As someone who still has friends over in Iraq and Afghanistan, it boils my blood to think that insurgents and terrorists now have something else to show around as "proof" that America is "fighting a war on Islam."
This post was published on the now-closed HuffPost Contributor platform. Contributors control their own work and posted freely to our site. If you need to flag this entry as abusive, send us an email.

When I signed up to serve in the United States Army, I did so because I wanted to serve my country. I wanted to - if called - put my life on the line to defend her, and all she stands for. We who served take an oath to defend this nation and its Constitution against all enemies, foreign and domestic. As a Jew, one of the most important principles to me in our Constitution is religious freedom. Steeped in the history of colonization of America by those who were persecuted for their worship, tolerance of all religions and not putting one ahead of another, is a core principle I would die for.

Little did I know that while I was preparing to go to Iraq, the Bush administration was using Bible passages (both Old and New Testaments) on cover sheets of security reports, emblazoned on top of pictures of our armed forces. The implication was clear - this was a religious war, and our troops were fighting for the God of the Bible.

GQ has a bunch of these cover sheets, hand delivered by Donald Rumsfeld to the White House.

Again and again, security updates were adorned with bible passages. "Open the gates that the righteous nation may enter, the nation that keeps faith (Isaiah 26:2)." "Behold, the eye of the LORD is on those who fear Him, On those who hope for His loving kindness, To Deliver their soul from death. (Psalm 33:16-19)."

"Therefore put on the full armor of God, so that when the day of evil comes, you may be able to stand your ground, and after you have done everything, to stand. (Ephesians 6:13)."

Again and again, no one at the White House seemed to object and demand the practice end, as the reports with biblical quotes kept coming and coming.

We know that the Bush administration launched the war based on flimsy and false intelligence, and used torture to try to falsely link Iraq to 9/11. But, what we now know is that in the opening days of the war in Iraq, even the flimsy intelligence took a backseat to the idea that this was a Biblical fight between the forces of good (those who worship the God of the Old and New Testaments) against those who worship the God that is chronicled in the Koran.

It doesn't just offend me as a Jew that I was apparently fighting for the New Testament in the eyes of the Bush Administration.
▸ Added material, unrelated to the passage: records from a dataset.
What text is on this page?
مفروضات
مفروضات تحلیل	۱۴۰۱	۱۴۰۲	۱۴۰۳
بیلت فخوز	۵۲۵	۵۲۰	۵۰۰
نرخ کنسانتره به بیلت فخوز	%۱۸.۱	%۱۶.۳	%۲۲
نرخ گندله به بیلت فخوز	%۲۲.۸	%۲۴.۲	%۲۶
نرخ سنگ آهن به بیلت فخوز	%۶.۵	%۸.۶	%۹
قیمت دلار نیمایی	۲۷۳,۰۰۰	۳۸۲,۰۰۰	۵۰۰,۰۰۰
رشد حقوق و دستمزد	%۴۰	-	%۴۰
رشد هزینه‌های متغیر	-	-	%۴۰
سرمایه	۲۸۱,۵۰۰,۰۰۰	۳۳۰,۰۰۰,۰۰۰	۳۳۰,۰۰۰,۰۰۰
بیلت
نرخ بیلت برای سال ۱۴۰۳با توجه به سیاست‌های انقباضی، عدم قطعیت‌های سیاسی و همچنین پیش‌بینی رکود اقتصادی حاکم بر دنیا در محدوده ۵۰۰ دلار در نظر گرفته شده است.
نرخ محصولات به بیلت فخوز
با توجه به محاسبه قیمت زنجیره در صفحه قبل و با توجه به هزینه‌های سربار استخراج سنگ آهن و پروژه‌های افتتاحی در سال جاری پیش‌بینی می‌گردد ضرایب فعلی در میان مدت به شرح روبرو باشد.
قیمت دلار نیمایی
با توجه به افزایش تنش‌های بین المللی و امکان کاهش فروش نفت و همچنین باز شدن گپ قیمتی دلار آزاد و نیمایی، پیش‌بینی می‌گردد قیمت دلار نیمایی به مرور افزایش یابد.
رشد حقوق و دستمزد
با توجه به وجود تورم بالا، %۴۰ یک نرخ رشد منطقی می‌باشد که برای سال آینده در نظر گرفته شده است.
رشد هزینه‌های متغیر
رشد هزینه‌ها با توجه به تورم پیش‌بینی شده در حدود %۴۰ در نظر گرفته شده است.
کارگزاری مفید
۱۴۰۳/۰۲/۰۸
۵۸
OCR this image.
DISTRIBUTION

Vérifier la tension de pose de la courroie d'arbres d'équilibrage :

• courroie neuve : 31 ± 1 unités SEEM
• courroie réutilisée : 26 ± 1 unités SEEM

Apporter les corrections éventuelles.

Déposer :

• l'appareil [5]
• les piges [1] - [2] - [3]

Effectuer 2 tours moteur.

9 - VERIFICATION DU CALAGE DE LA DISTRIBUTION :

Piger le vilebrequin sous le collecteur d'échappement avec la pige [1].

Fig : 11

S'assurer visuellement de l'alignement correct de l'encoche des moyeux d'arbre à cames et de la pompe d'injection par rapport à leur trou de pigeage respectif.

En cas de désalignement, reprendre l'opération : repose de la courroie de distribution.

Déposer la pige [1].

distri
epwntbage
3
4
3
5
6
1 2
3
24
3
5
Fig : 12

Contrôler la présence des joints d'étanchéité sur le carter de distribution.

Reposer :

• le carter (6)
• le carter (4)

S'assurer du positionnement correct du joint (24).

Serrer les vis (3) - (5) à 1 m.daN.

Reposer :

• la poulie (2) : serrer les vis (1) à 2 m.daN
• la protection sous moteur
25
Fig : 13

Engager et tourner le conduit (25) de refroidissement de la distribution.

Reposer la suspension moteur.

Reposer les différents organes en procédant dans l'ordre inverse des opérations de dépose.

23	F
And it doesn't just offend me as an American that they thought it proper to engage our troops in what they obviously saw as a religious crusade.
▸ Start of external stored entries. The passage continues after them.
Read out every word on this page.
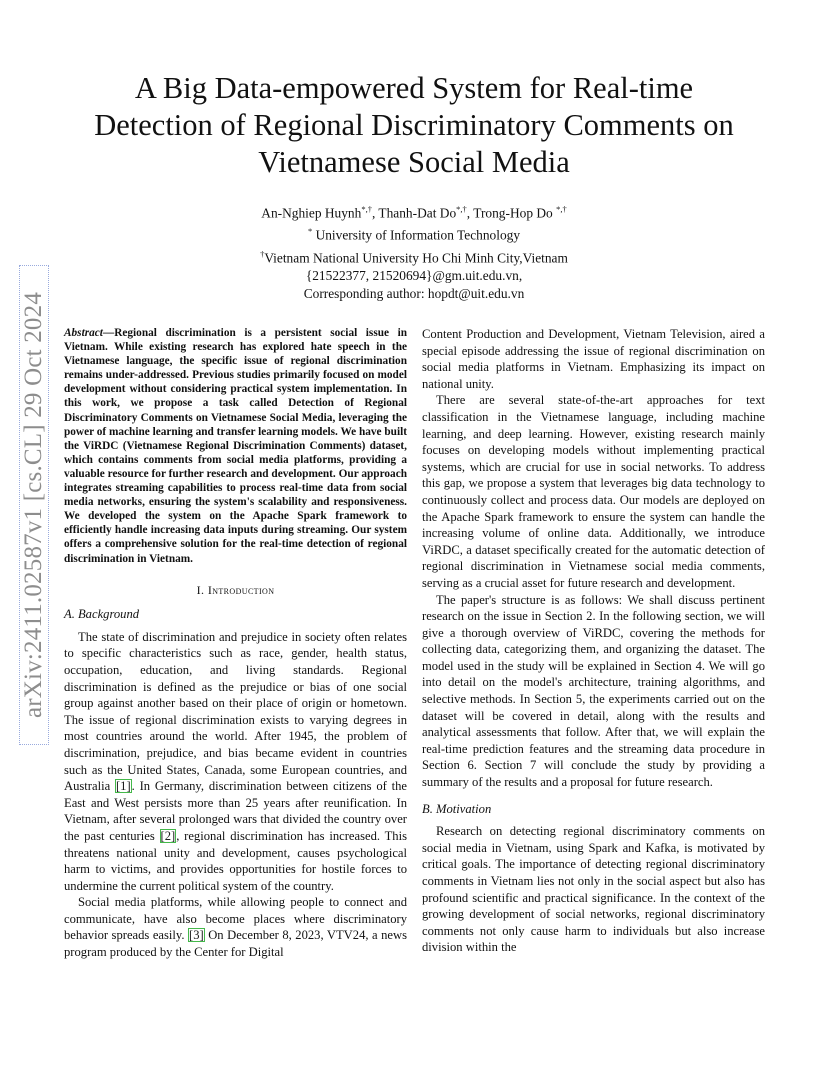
arXiv:2411.02587v1 [cs.CL] 29 Oct 2024
A Big Data-empowered System for Real-time
Detection of Regional Discriminatory Comments on
Vietnamese Social Media
An-Nghiep Huynh*,†, Thanh-Dat Do*,†, Trong-Hop Do *,†
* University of Information Technology
†Vietnam National University Ho Chi Minh City,Vietnam
{21522377, 21520694}@gm.uit.edu.vn,
Corresponding author: hopdt@uit.edu.vn

Abstract—Regional discrimination is a persistent social issue in Vietnam. While existing research has explored hate speech in the Vietnamese language, the specific issue of regional discrimination remains under-addressed. Previous studies primarily focused on model development without considering practical system implementation. In this work, we propose a task called Detection of Regional Discriminatory Comments on Vietnamese Social Media, leveraging the power of machine learning and transfer learning models. We have built the ViRDC (Vietnamese Regional Discrimination Comments) dataset, which contains comments from social media platforms, providing a valuable resource for further research and development. Our approach integrates streaming capabilities to process real-time data from social media networks, ensuring the system's scalability and responsiveness. We developed the system on the Apache Spark framework to efficiently handle increasing data inputs during streaming. Our system offers a comprehensive solution for the real-time detection of regional discrimination in Vietnam.

I. Introduction
A. Background

The state of discrimination and prejudice in society often relates to specific characteristics such as race, gender, health status, occupation, education, and living standards. Regional discrimination is defined as the prejudice or bias of one social group against another based on their place of origin or hometown. The issue of regional discrimination exists to varying degrees in most countries around the world. After 1945, the problem of discrimination, prejudice, and bias became evident in countries such as the United States, Canada, some European countries, and Australia [1]. In Germany, discrimination between citizens of the East and West persists more than 25 years after reunification. In Vietnam, after several prolonged wars that divided the country over the past centuries [2], regional discrimination has increased. This threatens national unity and development, causes psychological harm to victims, and provides opportunities for hostile forces to undermine the current political system of the country.

Social media platforms, while allowing people to connect and communicate, have also become places where discriminatory behavior spreads easily. [3] On December 8, 2023, VTV24, a news program produced by the Center for Digital

Content Production and Development, Vietnam Television, aired a special episode addressing the issue of regional discrimination on social media platforms in Vietnam. Emphasizing its impact on national unity.

There are several state-of-the-art approaches for text classification in the Vietnamese language, including machine learning, and deep learning. However, existing research mainly focuses on developing models without implementing practical systems, which are crucial for use in social networks. To address this gap, we propose a system that leverages big data technology to continuously collect and process data. Our models are deployed on the Apache Spark framework to ensure the system can handle the increasing volume of online data. Additionally, we introduce ViRDC, a dataset specifically created for the automatic detection of regional discrimination in Vietnamese social media comments, serving as a crucial asset for future research and development.

The paper's structure is as follows: We shall discuss pertinent research on the issue in Section 2. In the following section, we will give a thorough overview of ViRDC, covering the methods for collecting data, categorizing them, and organizing the dataset. The model used in the study will be explained in Section 4. We will go into detail on the model's architecture, training algorithms, and selective methods. In Section 5, the experiments carried out on the dataset will be covered in detail, along with the results and analytical assessments that follow. After that, we will explain the real-time prediction features and the streaming data procedure in Section 6. Section 7 will conclude the study by providing a summary of the results and a proposal for future research.

B. Motivation

Research on detecting regional discriminatory comments on social media in Vietnam, using Spark and Kafka, is motivated by critical goals. The importance of detecting regional discriminatory comments in Vietnam lies not only in the social aspect but also has profound scientific and practical significance. In the context of the growing development of social networks, regional discriminatory comments not only cause harm to individuals but also increase division within the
As someone who still has friends over in Iraq and Afghanistan, it boils my blood to think that insurgents and terrorists now have something else to show around as "proof" that America is "fighting a war on Islam." Rumsfeld and those at the Pentagon (as well as the White House) had to know that there was a possibility that these would come out, and only exacerbate the religious and cultural misunderstandings about the United States in the region. And yet, they didn't care.

This kind of message from the top trickled down, allowing some troops to feel comfortable in presenting themselves as Holy Warriors, and expressing that in areas where that kind of message hurts more than helps. Earlier this month, it was revealed that some troops were handing out Bibles in Afghanistan, written in Pashto and Dari. A chaplain told some troops that their job was to "hunt people for Jesus."
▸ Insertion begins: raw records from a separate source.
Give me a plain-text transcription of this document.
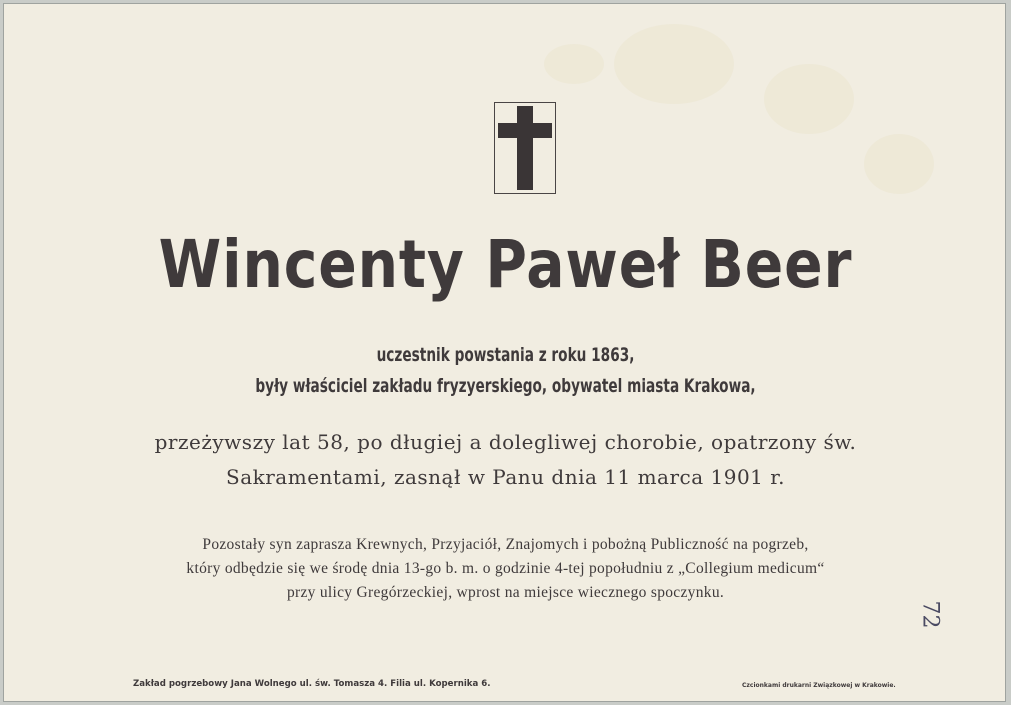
Wincenty Paweł Beer
uczestnik powstania z roku 1863,
były właściciel zakładu fryzyerskiego, obywatel miasta Krakowa,
przeżywszy lat 58, po długiej a dolegliwej chorobie, opatrzony św.
Sakramentami, zasnął w Panu dnia 11 marca 1901 r.
Pozostały syn zaprasza Krewnych, Przyjaciół, Znajomych i pobożną Publiczność na pogrzeb,
który odbędzie się we środę dnia 13-go b. m. o godzinie 4-tej popołudniu z „Collegium medicum“
przy ulicy Gregórzeckiej, wprost na miejsce wiecznego spoczynku.
72
Zakład pogrzebowy Jana Wolnego ul. św. Tomasza 4. Filia ul. Kopernika 6.	Czcionkami drukarni Związkowej w Krakowie.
When Colin Powell endorsed Barack Obama for the Presidency, he made a point of raising the photo of the grieving mother of Kareem Rashad Sultan Khan at his grave at Arlington Cemetery. Khan - a Muslim - died for this country, in Iraq. He didn't die for the Bible. He wasn't even fighting for the Bible. He wasn't "hunting people for Jesus." If anything, brave men and women like Khan should serve as examples to the Muslim world that we don't fight religious wars.

Yet, now the long arm of the Bush administration has reached from the past into the present, again. We need to investigate how widespread this notion that we were in a religious war spread, and how far it trickled down. And, most of all, the President and Secretary of Defense must make clear to our forces that it is a false notion, and any actions based on it must stop now.